Contemporary Arab Thought: Studies in Post-1967 Arab Intellectual History
by Ibrahim M. Abu-Rabi'
Pluto Press, 2003
Cloth: 978-0-7453-2170-7 | Paper: 978-0-7453-2169-1
Library of Congress Classification DS36.88.A275 2004
Dewey Decimal Classification 909.09749270825


Contemporary Arab Thought is a complex term, encompassing a constellation of social, political, religious and ideological ideas that have evolved over the past two hundred years — ideas that represent the leading positions of the social classes in modern and contemporary Arab societies.

Distinguished Islamic scholar Ibrahim Abu-Rabi‘ addresses such questions as the Shari‘ah, human rights, civil society, secularism and globalization. This is complimented by a focused discussion on the writings of key Arab thinkers who represent established trends of thought in the Arab world, including Muhammad ‘Abid al-Jabiri, Adallah Laroui, Muhammad al-Ghazali, Rashid al-Ghannoushi, Qutatnine Zurayk, Mahdi ‘Amil and many others.
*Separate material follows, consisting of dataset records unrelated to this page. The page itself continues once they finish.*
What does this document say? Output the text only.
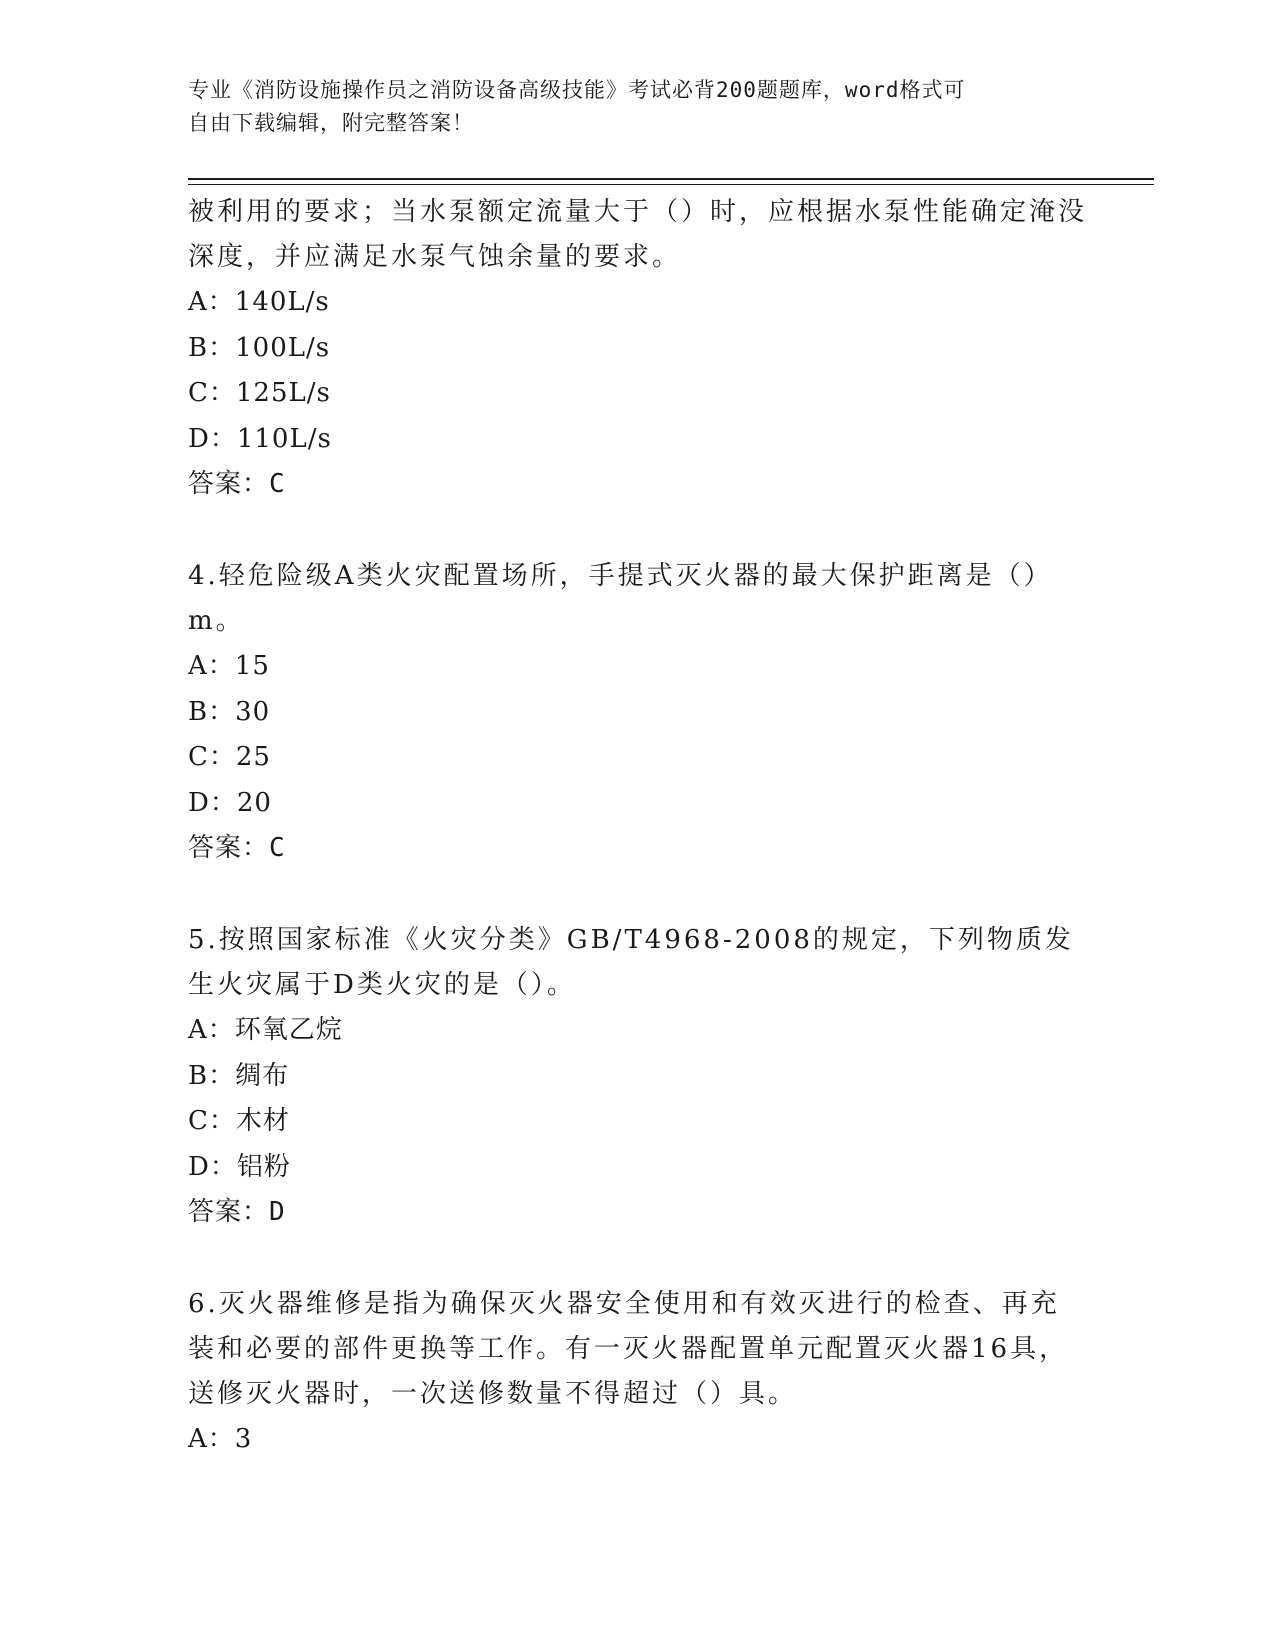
专业《消防设施操作员之消防设备高级技能》考试必背200题题库，word格式可
自由下载编辑，附完整答案！
被利用的要求；当水泵额定流量大于（）时，应根据水泵性能确定淹没深度，并应满足水泵气蚀余量的要求。
A：140L/s
B：100L/s
C：125L/s
D：110L/s
答案：C
4.轻危险级A类火灾配置场所，手提式灭火器的最大保护距离是（）m。
A：15
B：30
C：25
D：20
答案：C
5.按照国家标准《火灾分类》GB/T4968-2008的规定，下列物质发生火灾属于D类火灾的是（）。
A：环氧乙烷
B：绸布
C：木材
D：铝粉
答案：D
6.灭火器维修是指为确保灭火器安全使用和有效灭进行的检查、再充装和必要的部件更换等工作。有一灭火器配置单元配置灭火器16具，送修灭火器时，一次送修数量不得超过（）具。
A：3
Before 1967, some Arab countries launched hopeful programmes of modernisation. After the 1967 defeat with Israel, many of these hopes were dashed. This book retraces the Arab world’s aborted modernity of recent decades. Abu-Rabi‘ explores the development of contemporary Arab thought against the historical background of the rise of modern Islamism, and the impact of the West on the modern Arab world.